А этот крепкоголовый нищий с львиной гривой и львиным рыком воспринимался только как ненужно дожившая до этих лет копия того, как досадная клевета на того, как скандал в благородном семействе, как неудачный родственник в миллионерской семье писателей. А он все жил и что-то такое рассуждал и даже осуждал, и они, сверкая лауреатским золотом на груди, звеня орденами, стыдясь его, отворачивали глаза, показывали спину, старались улизнуть, а он их окликал, он требовал одолжить пятерку, ну, трешку, ну хотя бы поставить рюмку коньяку, ну, если нельзя коньяк, угостить длинной иноземной сигаретой.
Однажды, да, однажды вечером, когда в каминном зале ЦДЛ, интимно освещенном свечами, тихо пошумливал очередной банкет иностранной комиссии — принимали восточных гостей, в разгар вина и тостов непонятно откуда вынырнул, через какой ход проник, прозеванный контролерами, референтами, официантами, и прямо у длинного, тесно и могуче уставленного бутылками стола появился суровый Олеша.
Он стоял в своем коротком клетчатом пиджачишке и смотрел на двоящиеся и троящиеся бутылки, на лимонные лица восточных гостей и уже дьявольски улыбнулся и даже погрозил пальчиком — вот сейчас, сейчас на весь зал скажет свое грохочущее, грассирующее, сразу до сути дела добравшееся, с размаху расколовшее орех до ядра, и из вестибюля бежали с испуганными лицами швейцары в серебряных позументах, дама-распорядительница с партийным шиньоном, поднялись сидевшие с края стола никому не известные, никому не ведомые молодые люди с одинаковыми, как бы смазанными, стерильными лицами, до поры до времени, до поры до времени только молчавшие, налегавшие на икру, и окружили ощетинившегося седогривого, готового при виде коньячных бутылок защищаться до последнего дыхания Олешу.
И тогда сидевший во главе стола, похожий на старую, расплывшуюся свежим салом бабу Николай Тихонов, бывший гусар, бражник и поэт, сразу оценивший момент, гарун-аль-рашидовским жестом как бы смахнул холуев и позвал:
— Юра! Идите к нам!
И, обращаясь к восточным гостям, представил:
— А это Юрий Карлович Олеша, наш замечательный поэт и последний дервиш.

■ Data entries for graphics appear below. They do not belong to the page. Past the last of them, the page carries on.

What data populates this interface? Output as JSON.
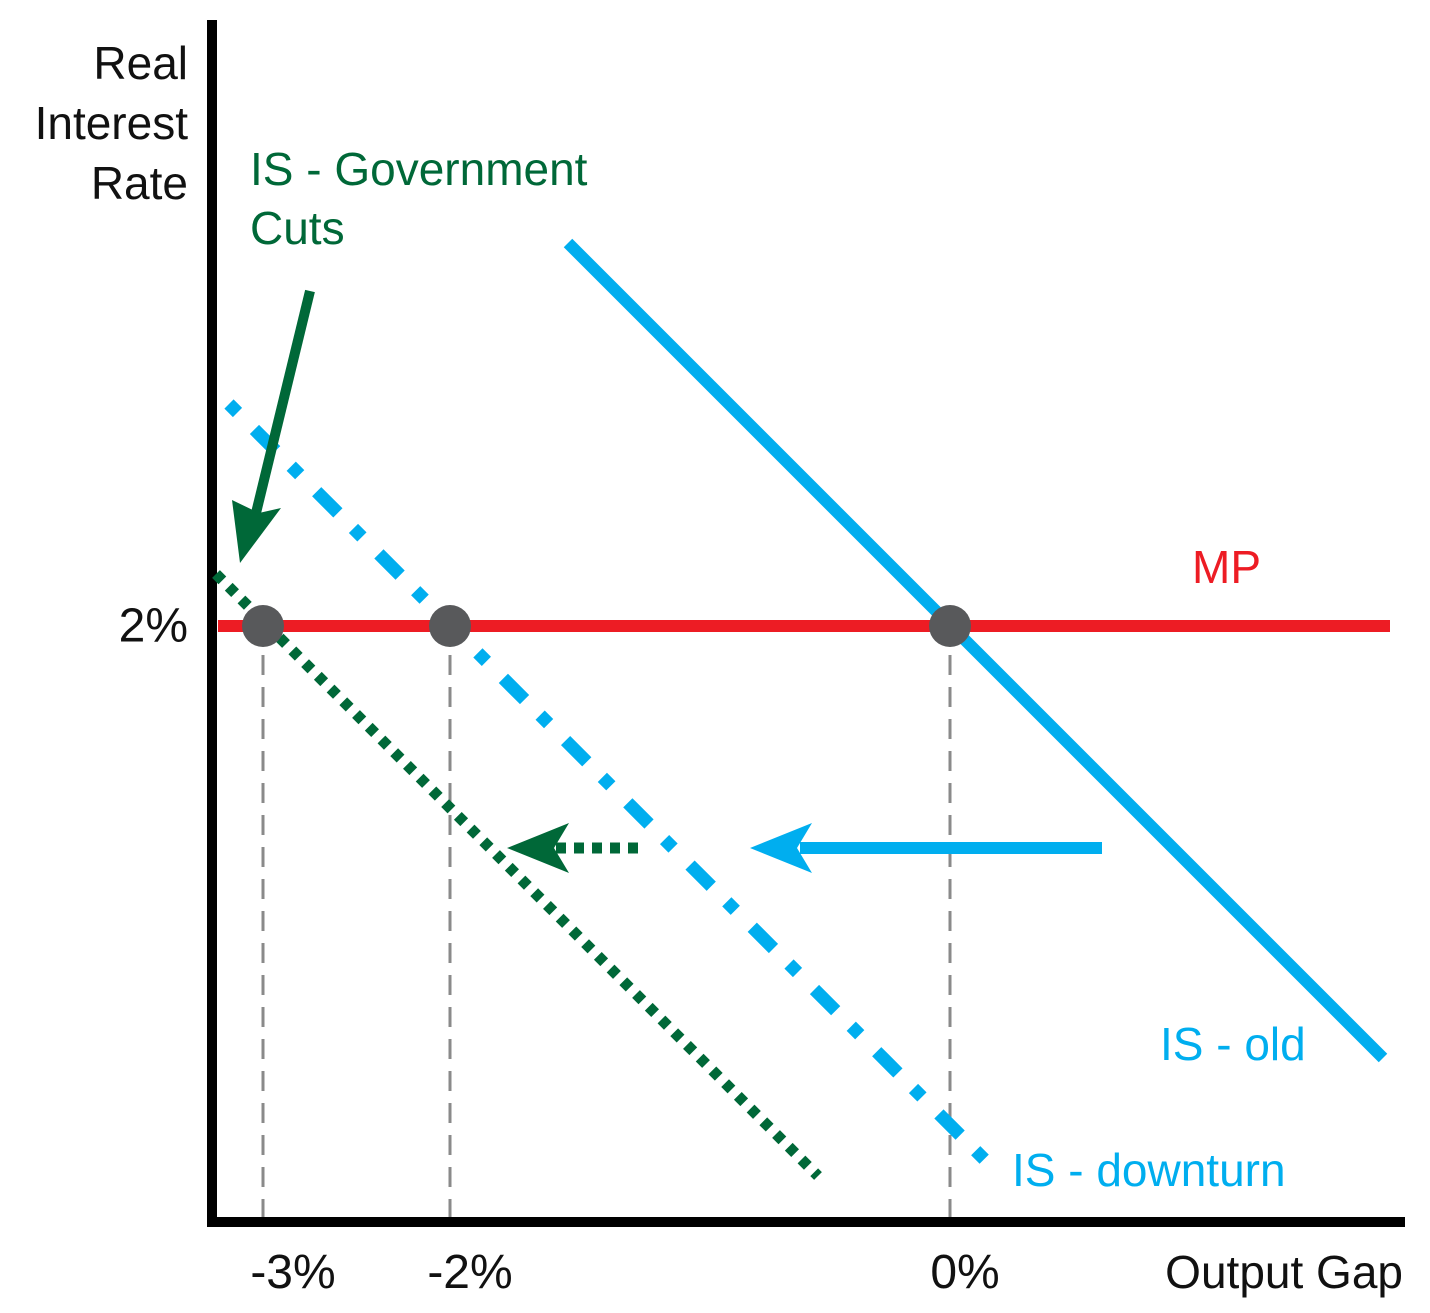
{
  "axes": {
    "y_label_lines": [
      "Real",
      "Interest",
      "Rate"
    ],
    "x_label": "Output Gap",
    "y_tick": "2%",
    "x_ticks": [
      "-3%",
      "-2%",
      "0%"
    ]
  },
  "curves": {
    "mp_label": "MP",
    "is_old_label": "IS - old",
    "is_downturn_label": "IS - downturn",
    "is_cuts_label_lines": [
      "IS - Government",
      "Cuts"
    ]
  },
  "colors": {
    "axis": "#000000",
    "mp": "#ed1c24",
    "is_blue": "#00aeef",
    "is_green": "#006838",
    "point": "#58595b",
    "guide": "#8a8a8a"
  }
}
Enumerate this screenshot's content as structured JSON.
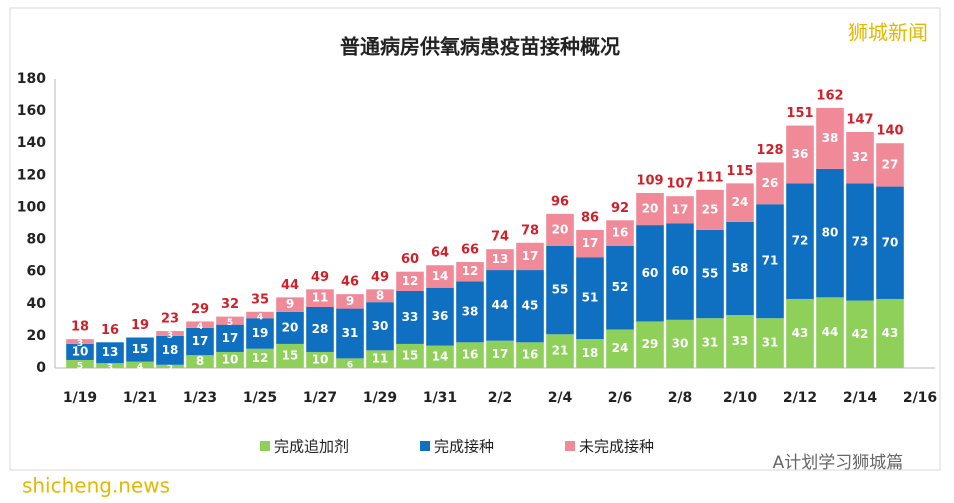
{
  "chart_data": {
    "type": "stacked_bar",
    "title": "普通病房供氧病患疫苗接种概况",
    "categories": [
      "1/19",
      null,
      "1/21",
      null,
      "1/23",
      null,
      "1/25",
      null,
      "1/27",
      null,
      "1/29",
      null,
      "1/31",
      null,
      "2/2",
      null,
      "2/4",
      null,
      "2/6",
      null,
      "2/8",
      null,
      "2/10",
      null,
      "2/12",
      null,
      "2/14",
      null,
      "2/16"
    ],
    "series": [
      {
        "name": "完成追加剂",
        "color": "#8ed05a",
        "values": [
          5,
          3,
          4,
          2,
          8,
          10,
          12,
          15,
          10,
          6,
          11,
          15,
          14,
          16,
          17,
          16,
          21,
          18,
          24,
          29,
          30,
          31,
          33,
          31,
          43,
          44,
          42,
          43,
          null
        ]
      },
      {
        "name": "完成接种",
        "color": "#0f6fc0",
        "values": [
          10,
          13,
          15,
          18,
          17,
          17,
          19,
          20,
          28,
          31,
          30,
          33,
          36,
          38,
          44,
          45,
          55,
          51,
          52,
          60,
          60,
          55,
          58,
          71,
          72,
          80,
          73,
          70,
          null
        ]
      },
      {
        "name": "未完成接种",
        "color": "#f08a98",
        "values": [
          3,
          0,
          0,
          3,
          4,
          5,
          4,
          9,
          11,
          9,
          8,
          12,
          14,
          12,
          13,
          17,
          20,
          17,
          16,
          20,
          17,
          25,
          24,
          26,
          36,
          38,
          32,
          27,
          null
        ]
      }
    ],
    "totals": [
      18,
      16,
      19,
      23,
      29,
      32,
      35,
      44,
      49,
      46,
      49,
      60,
      64,
      66,
      74,
      78,
      96,
      86,
      92,
      109,
      107,
      111,
      115,
      128,
      151,
      162,
      147,
      140,
      null
    ],
    "ylim": [
      0,
      180
    ],
    "yticks": [
      0,
      20,
      40,
      60,
      80,
      100,
      120,
      140,
      160,
      180
    ],
    "grid": false,
    "legend": "bottom"
  },
  "watermarks": {
    "brand": "狮城新闻",
    "account": "A计划学习狮城篇",
    "site": "shicheng.news"
  }
}
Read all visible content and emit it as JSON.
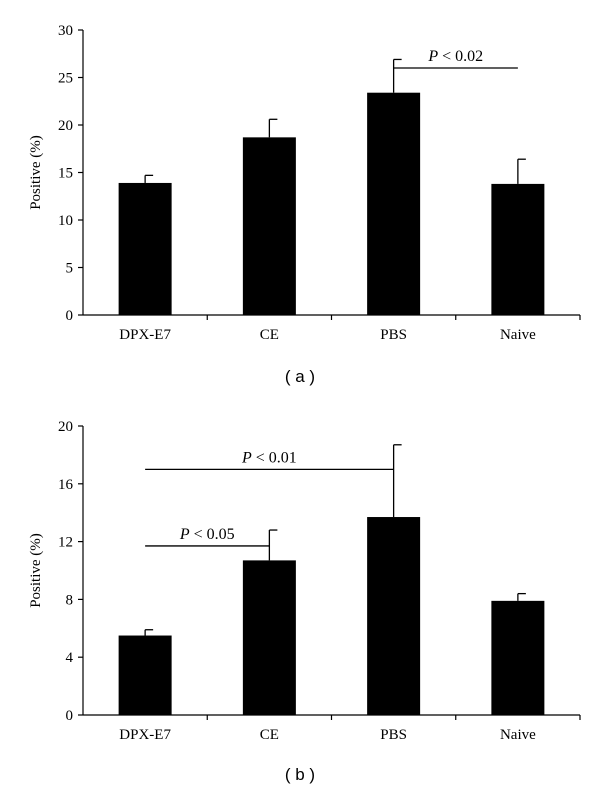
{
  "chart_data": [
    {
      "type": "bar",
      "panel_label": "( a )",
      "ylabel": "Positive (%)",
      "xlabel": "",
      "categories": [
        "DPX-E7",
        "CE",
        "PBS",
        "Naive"
      ],
      "values": [
        13.9,
        18.7,
        23.4,
        13.8
      ],
      "errors": [
        0.8,
        1.9,
        3.5,
        2.6
      ],
      "ylim": [
        0,
        30
      ],
      "yticks": [
        0,
        5,
        10,
        15,
        20,
        25,
        30
      ],
      "grid": false,
      "bar_color": "#000000",
      "annotations": [
        {
          "text_italic": "P",
          "text_rest": " < 0.02",
          "from": "PBS",
          "to": "Naive",
          "y": 26.0
        }
      ]
    },
    {
      "type": "bar",
      "panel_label": "( b )",
      "ylabel": "Positive (%)",
      "xlabel": "",
      "categories": [
        "DPX-E7",
        "CE",
        "PBS",
        "Naive"
      ],
      "values": [
        5.5,
        10.7,
        13.7,
        7.9
      ],
      "errors": [
        0.4,
        2.1,
        5.0,
        0.5
      ],
      "ylim": [
        0,
        20
      ],
      "yticks": [
        0,
        4,
        8,
        12,
        16,
        20
      ],
      "grid": false,
      "bar_color": "#000000",
      "annotations": [
        {
          "text_italic": "P",
          "text_rest": " < 0.01",
          "from": "DPX-E7",
          "to": "PBS",
          "y": 17.0
        },
        {
          "text_italic": "P",
          "text_rest": " < 0.05",
          "from": "DPX-E7",
          "to": "CE",
          "y": 11.7
        }
      ]
    }
  ]
}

После долгих лет забвения, в пору оттепели и реабилитации, во время выборов делегатов на Второй съезд писателей вдруг кто-то вспомнил, крикнул из рядов и его фамилию, и все вдруг тоже вспомнили, заулыбались, обрадовались, что да, как же, есть, живет еще такой писатель. Никто втайне, оставшись один на один со списком кандидатов, не вычеркнул Олешу, и так он неожиданно стал делегатом.
Не знаю, как он ходил на заседания, что думал, что говорил и отличались ли эти государственные дни его жизни от обычных, мы встретились, когда он шел за билетом на заключительный банкет.
Был воскресный оттепельный день.
Шли делегаты, молодцеватые, пробойные ребята в шубах и боярских шапках, мимо статуи „Мысль", счастливые своим мотыльковым счастьем. И он пришел. Он шел через двор Союза в обтрепанных брюках с бахромой, кажется, в галошах, жалкой и мудрой походкой Чарли Чаплина, медленно, задумчиво, весь в своих добрых сказочных химерах и безумных ассоциациях, шел, как бы отражаясь в зеркале, которое нес впереди себя. И все-таки шел, упорно, упрямо шел за этим жалким билетом туда, где все приглашенные были поделены на два зала — на тот, где бог и апостолы, и тот, где только верующие. А приглашенные в зал к богу опять были поделены на тех, кто был допущен на три локтя к богу и апостолам, и на тех, которые были отодвинуты подальше в угол; но и ближние еще и еще раз были разделены на тех, кого замечали, с кем беседовали, и на тех, кого только видели, потому что есть глаза.